Genomic prediction for grain yield in a barley breeding program using genotype × environment interaction clusters

Abstract

AbstractGenotype × environment interaction (GEI) is one of the key factors affecting breeding value estimation accuracy for agronomic traits in plant breeding. Measures of GEI include fitting prediction models with various kernels to capture the variance resulting from GEI, and characterizing trials into megaenvironment (ME) clusters within which breeding values can be estimated to remove the main GEI effects. However, many of the current approaches require observations of common genotypes across all trials, which is unavailable in most breeding programs. Our study introduces two methods that can be implemented on unbalanced data to categorize trials into clusters, where both need a correlation matrix between trials: one estimated via a factor analytic (FA) model and another estimated via weather variables.

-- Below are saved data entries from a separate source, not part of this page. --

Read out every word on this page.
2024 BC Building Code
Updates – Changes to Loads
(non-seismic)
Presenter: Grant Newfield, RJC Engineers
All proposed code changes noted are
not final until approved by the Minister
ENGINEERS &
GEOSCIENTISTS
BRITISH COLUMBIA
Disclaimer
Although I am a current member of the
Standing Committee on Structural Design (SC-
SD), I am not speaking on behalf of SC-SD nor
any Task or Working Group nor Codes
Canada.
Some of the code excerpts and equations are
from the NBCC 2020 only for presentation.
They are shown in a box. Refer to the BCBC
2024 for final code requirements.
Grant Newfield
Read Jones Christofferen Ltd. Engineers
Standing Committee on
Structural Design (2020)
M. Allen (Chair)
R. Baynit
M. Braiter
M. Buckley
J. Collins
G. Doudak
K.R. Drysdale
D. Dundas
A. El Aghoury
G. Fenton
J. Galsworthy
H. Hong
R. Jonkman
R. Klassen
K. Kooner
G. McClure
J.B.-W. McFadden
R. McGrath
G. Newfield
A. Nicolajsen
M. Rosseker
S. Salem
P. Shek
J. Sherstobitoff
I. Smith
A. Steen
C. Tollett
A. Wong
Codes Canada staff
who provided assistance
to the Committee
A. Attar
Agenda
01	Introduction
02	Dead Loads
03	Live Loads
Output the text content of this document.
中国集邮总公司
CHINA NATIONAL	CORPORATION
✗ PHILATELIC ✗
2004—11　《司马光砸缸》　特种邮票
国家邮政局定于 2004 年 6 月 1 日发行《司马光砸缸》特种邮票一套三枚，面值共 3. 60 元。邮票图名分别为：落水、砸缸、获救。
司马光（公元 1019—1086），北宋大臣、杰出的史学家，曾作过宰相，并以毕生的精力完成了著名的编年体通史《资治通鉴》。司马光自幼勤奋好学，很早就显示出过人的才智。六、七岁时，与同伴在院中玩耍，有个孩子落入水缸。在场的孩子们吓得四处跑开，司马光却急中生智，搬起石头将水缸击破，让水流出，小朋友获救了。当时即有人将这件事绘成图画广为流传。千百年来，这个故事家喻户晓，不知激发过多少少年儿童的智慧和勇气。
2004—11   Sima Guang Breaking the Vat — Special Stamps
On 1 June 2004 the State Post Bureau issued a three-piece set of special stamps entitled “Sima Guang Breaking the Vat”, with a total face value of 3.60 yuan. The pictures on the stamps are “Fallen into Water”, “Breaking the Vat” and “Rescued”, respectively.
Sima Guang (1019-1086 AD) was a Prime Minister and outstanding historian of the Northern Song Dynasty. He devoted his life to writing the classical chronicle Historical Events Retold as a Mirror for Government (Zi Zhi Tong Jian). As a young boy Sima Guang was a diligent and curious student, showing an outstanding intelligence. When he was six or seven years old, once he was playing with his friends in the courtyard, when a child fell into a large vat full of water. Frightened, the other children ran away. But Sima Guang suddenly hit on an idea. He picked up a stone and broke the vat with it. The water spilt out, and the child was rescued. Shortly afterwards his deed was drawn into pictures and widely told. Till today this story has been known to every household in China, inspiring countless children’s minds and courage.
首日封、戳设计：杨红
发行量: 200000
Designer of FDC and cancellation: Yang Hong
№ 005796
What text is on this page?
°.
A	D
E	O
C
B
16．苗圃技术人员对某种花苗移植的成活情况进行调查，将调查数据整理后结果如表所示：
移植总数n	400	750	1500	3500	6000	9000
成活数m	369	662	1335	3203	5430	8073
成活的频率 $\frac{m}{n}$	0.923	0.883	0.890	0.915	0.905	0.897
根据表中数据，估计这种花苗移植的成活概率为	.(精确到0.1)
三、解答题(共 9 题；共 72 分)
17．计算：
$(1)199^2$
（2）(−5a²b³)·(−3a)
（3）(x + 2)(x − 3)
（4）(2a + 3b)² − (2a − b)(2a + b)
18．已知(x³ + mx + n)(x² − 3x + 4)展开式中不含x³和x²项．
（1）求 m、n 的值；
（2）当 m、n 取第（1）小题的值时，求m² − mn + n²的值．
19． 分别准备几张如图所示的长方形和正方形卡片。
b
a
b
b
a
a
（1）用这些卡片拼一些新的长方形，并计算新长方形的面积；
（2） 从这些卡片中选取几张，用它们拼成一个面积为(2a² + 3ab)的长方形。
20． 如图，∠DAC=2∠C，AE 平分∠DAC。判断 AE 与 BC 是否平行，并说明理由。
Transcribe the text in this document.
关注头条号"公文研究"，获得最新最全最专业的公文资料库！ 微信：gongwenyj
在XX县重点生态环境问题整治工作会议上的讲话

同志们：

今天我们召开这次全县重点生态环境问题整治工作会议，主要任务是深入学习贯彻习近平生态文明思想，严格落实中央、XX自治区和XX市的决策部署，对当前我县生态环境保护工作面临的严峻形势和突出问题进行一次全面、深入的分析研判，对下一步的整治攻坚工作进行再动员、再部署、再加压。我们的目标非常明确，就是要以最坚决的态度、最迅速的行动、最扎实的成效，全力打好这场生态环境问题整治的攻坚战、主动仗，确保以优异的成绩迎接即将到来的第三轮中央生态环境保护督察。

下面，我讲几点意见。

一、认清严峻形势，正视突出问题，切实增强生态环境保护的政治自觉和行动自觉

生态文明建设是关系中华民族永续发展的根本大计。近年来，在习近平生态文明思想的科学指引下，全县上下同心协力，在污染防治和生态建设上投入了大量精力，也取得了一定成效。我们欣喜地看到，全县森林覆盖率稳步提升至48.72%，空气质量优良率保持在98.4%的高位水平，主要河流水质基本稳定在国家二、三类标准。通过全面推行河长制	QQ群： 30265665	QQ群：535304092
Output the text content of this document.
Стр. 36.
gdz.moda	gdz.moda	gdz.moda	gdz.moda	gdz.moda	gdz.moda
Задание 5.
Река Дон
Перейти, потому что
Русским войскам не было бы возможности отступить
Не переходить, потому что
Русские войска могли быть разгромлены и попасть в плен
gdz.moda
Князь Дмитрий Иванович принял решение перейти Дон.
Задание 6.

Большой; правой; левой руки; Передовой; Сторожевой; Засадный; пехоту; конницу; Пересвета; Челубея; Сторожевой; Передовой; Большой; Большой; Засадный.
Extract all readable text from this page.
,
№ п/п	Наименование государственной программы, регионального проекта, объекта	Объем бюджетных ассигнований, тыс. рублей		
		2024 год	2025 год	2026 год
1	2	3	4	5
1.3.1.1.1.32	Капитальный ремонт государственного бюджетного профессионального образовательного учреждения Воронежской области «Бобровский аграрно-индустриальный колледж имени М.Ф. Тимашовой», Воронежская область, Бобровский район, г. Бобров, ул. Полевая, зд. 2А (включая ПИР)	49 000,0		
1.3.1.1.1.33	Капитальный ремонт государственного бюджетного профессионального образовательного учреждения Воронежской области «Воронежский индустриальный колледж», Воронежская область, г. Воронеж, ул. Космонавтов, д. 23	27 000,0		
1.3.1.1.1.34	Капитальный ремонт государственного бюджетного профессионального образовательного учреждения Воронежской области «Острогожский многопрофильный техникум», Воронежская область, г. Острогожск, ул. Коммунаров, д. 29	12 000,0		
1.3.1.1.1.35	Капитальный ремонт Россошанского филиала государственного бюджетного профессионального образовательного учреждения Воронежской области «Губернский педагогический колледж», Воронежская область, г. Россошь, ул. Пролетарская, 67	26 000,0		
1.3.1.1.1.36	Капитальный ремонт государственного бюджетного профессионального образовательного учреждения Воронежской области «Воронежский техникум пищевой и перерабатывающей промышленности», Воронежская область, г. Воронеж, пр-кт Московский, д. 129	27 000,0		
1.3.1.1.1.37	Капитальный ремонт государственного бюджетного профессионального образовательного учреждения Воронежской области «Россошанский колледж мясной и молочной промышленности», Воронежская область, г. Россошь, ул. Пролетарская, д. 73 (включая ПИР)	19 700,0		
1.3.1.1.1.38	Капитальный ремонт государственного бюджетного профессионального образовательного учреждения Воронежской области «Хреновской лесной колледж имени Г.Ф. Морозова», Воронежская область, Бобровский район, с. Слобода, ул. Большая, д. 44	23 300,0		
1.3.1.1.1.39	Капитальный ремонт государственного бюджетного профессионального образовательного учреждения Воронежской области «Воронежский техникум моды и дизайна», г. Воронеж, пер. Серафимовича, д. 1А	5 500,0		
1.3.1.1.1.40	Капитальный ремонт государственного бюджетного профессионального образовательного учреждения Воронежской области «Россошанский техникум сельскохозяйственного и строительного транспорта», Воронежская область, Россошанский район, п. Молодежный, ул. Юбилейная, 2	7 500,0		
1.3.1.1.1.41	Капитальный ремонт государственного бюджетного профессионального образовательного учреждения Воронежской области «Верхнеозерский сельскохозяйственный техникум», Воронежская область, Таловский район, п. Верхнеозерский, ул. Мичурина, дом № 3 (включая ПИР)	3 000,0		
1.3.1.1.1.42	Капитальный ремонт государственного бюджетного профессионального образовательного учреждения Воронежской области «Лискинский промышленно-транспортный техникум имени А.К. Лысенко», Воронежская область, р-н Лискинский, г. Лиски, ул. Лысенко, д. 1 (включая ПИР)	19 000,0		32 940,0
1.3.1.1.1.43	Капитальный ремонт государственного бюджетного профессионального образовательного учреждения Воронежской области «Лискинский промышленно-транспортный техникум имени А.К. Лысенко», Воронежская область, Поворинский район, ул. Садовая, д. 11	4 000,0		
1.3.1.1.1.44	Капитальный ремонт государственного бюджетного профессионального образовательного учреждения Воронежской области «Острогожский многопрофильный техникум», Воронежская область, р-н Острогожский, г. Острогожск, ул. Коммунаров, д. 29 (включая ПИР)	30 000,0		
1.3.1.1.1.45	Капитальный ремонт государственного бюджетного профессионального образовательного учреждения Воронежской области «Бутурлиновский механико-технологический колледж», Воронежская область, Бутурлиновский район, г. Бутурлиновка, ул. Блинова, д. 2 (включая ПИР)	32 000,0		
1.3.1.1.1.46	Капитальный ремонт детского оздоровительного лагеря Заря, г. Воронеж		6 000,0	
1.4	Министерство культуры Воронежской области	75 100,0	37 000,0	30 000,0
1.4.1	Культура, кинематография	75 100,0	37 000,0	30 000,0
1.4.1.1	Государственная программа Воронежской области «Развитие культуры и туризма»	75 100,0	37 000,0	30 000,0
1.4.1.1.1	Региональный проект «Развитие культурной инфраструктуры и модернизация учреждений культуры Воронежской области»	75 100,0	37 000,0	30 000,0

The methods were tested using empirical barley (Hordeum vulgare L.) yield data in a commercial breeding program from 102 trials over 5 yr spread across multiple locations in Australia. Leave‐one‐year‐out cross‐validation achieved comparable predictive accuracies using either trials or clusters as the observed variable in GEI FA models (max. 0.45), which was higher than the accuracy achieved using the non‐GEI model (0.37). In the random cross‐validations, accuracies achieved within clusters (0.42–0.64) were mostly comparable with those achieved in the full population (0.62). In the within‐cluster validations, higher predictive accuracies were achieved when the training population was from the same cluster (mean 0.22) than outside of the cluster (mean 0.16). Our proposed methods of characterizing multienvironment trials into clusters provides a novel way to define training populations by reducing the variance resulting from GEI and could be implemented in any plant breeding program.